Concept Graph & Resume using Claude 3 Opus | Chat GPT4 | Llama 3:
Resume:
1.- Michele is a PhD student working on bringing brain-computer interface (BCI) technology into gaming.
2.- He defines a neuro game as one whose mechanics are partly or entirely controlled by brain input.
3.- Games have been a driving factor in the computer and gaming industry over the past 50 years.
4.- The first brain game dates back to the 1970s. BCI games have been used for training, treatment, rehabilitation, accessibility.
5.- Main applications are clinical (accessibility, rehabilitation) and non-clinical (serious gaming for research, entertainment).
6.- A BCI system has components of user, data processing, feature extraction, classifier training, and a control interface (the game).
7.- The games discussed use visually evoked potentials - single stimulus, steady-state (SSVEP), and code modulated.

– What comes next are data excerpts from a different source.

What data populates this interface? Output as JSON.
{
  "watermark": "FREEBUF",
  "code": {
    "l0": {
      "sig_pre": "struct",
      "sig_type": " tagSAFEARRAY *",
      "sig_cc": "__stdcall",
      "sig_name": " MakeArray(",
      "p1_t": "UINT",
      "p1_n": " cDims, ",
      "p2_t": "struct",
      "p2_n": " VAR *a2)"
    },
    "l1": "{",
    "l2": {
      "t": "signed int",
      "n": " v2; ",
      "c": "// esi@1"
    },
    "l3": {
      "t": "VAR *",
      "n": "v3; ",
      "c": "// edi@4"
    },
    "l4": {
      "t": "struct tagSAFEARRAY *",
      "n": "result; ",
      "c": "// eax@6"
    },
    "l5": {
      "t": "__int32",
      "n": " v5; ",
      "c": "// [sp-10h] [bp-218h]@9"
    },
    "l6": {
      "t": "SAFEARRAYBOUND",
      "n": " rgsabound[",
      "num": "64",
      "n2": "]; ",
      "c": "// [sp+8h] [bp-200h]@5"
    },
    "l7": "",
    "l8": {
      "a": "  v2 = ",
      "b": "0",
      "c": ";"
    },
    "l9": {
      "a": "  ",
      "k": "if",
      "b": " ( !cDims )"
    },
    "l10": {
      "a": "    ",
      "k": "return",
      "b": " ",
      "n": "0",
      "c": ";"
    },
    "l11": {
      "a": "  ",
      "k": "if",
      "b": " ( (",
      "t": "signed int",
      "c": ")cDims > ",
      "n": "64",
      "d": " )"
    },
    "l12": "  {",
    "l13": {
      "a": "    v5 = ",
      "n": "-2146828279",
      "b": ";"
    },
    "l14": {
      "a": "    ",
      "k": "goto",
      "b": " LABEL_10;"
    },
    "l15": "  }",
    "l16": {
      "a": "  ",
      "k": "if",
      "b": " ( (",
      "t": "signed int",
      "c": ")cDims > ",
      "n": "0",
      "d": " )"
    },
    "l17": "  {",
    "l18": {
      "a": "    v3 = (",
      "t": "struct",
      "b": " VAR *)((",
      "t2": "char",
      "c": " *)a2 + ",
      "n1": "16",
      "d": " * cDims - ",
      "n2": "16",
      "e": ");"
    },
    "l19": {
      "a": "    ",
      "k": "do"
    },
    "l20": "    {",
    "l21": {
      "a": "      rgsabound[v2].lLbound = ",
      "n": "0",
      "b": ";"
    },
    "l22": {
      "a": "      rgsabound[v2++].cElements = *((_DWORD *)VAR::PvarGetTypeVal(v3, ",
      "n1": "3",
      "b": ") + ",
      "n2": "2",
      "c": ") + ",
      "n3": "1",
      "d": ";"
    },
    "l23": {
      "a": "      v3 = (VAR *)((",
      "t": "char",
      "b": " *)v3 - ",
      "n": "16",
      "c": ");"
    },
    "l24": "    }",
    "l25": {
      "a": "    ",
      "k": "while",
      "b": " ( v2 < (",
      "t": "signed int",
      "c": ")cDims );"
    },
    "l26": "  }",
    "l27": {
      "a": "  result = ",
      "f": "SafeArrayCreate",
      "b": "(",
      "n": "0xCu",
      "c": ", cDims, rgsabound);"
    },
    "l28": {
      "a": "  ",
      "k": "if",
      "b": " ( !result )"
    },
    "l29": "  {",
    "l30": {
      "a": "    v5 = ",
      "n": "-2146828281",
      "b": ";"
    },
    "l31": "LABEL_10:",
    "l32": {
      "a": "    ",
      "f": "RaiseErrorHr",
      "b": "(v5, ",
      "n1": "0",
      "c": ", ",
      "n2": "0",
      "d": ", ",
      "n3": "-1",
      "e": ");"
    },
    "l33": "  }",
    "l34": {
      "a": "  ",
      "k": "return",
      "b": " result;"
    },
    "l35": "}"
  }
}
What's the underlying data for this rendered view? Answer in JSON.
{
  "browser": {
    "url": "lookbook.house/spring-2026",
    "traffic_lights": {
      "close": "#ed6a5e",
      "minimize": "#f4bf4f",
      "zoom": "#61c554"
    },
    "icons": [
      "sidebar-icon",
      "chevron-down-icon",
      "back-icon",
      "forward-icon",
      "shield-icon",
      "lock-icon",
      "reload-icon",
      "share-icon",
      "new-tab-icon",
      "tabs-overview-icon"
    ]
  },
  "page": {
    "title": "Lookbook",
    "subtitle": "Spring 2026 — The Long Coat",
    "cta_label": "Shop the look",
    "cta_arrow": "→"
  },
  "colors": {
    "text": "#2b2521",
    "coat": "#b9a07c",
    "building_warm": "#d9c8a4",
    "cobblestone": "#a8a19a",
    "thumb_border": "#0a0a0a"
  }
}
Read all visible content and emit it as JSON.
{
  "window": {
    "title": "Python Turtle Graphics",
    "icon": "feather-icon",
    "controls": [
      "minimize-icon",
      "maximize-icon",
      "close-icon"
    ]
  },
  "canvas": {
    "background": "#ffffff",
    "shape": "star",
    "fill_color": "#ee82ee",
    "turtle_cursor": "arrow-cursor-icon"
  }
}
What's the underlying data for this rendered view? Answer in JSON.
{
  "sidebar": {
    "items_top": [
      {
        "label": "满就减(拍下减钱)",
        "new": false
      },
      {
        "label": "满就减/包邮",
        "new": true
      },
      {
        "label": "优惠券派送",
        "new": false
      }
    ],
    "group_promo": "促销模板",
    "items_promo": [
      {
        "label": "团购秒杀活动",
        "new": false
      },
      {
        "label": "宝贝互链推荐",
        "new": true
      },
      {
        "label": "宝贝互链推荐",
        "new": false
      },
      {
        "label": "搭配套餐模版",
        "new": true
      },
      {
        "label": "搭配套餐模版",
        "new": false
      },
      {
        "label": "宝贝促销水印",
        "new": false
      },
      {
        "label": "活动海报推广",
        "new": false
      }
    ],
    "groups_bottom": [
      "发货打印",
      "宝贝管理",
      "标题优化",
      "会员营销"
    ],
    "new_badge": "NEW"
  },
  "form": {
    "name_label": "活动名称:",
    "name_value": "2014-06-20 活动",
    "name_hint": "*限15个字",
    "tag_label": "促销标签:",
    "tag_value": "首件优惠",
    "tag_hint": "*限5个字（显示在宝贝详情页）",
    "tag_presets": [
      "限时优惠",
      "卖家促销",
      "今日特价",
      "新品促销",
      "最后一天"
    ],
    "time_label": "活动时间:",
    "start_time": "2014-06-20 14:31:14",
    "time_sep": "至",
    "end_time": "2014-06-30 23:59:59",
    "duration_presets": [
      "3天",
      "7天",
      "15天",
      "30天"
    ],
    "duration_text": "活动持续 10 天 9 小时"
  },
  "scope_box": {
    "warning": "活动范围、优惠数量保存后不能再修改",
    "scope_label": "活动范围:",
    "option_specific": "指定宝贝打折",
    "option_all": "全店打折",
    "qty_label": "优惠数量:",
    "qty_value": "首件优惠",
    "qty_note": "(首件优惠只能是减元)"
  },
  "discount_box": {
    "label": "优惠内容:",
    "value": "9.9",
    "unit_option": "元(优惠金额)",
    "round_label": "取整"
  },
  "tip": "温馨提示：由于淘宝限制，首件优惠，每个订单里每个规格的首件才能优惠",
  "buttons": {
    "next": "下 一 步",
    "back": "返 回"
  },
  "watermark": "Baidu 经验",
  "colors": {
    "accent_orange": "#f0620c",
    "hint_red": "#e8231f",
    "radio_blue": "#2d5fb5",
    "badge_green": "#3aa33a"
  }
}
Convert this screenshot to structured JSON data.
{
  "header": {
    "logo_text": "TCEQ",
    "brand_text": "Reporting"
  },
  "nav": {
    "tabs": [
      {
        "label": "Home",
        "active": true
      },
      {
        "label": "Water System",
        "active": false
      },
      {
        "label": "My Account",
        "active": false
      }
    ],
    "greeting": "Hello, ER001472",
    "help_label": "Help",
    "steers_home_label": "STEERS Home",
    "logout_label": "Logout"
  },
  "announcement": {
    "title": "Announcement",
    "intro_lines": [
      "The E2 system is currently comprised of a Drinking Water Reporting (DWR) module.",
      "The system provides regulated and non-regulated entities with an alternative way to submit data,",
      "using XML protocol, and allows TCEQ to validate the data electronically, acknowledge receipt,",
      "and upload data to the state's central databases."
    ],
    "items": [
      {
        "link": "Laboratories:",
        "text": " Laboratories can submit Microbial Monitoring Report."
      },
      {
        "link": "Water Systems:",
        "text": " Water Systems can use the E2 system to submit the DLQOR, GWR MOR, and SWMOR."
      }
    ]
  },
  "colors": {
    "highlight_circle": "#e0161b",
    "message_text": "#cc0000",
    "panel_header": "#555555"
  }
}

8.- Michele developed a Unity interface to easily create BCI games, handling signal processing and classification.
9.- Brain Hockey (Pong-like) and Green Shield (Space Invaders-like) are two games he developed using the single stimulus method.
10.- Games have a training phase to calibrate the classifier to the player's brain signals. UI elements indicate good or bad calibration.
11.- Under the hood, the training collects brain data for the target stimuli, trains a classifier, tested with cross-validation.
12.- In-game, performance metrics are task accuracy (using the right input for the game goal) and information transfer rate.
13.- In pilot testing, players achieved 80%+ accuracy on their first try in Green Shield. Scores improved on repeat sessions.
14.- Brain Hockey felt harder to players. 60% accuracy can beat the AI. Scores also improved on additional tries.
15.- To show reliability, Michele scored 100% accuracy on 90 consecutive enemies over 3 rounds in Green Shield.
16.- Classifier probability plots matched the expected target sequence, validating the classification results.
17.- Common pitfalls in neuro games include poor signal quality, too short calibration, non-ideal confidence levels, suboptimal visual design.
18.- Signal quality can be checked pre-game. Poor quality makes the game unreliable.
19.- 30 trials minimum recommended for calibration, 60 is ideal. Confidence levels balance precision vs speed.
20.- High confidence means high precision but slower. Low confidence is faster but less precise. Design depends on number of targets.
21.- Transparent stimuli and overlapping/moving targets make classification harder and should be avoided.
22.- Design tips: understand BCI constraints, playtest yourself and with others, design around game affordances, choose the right BCI paradigm.
23.- Gamify the calibration phase to make it engaging. Can use both BCI and standard inputs in hybrid control schemes.
24.- Vary focus time required for classification to adjust difficulty level.
25.- Current challenges: reducing calibration time through persistent models and pre-training, improving reliability with fewer channels, reducing data waste.
26.- Classification and artifact removal are done on-device. Uses a modified linear discriminant analysis classifier.
27.- Each game session currently trains a new subject-specific model. Preserving data across sessions being explored.
28.- Pre-trained multi-subject models and auto-training during gameplay are avenues to reduce calibration time.
29.- Fatigue is an issue, especially with flashing stimuli. Breaks help. Alternative BCI paradigms like motor imagery are options.
30.- Only occipital channels over the visual cortex are needed for visually evoked BCI games. A minimal rear-head setup suffices.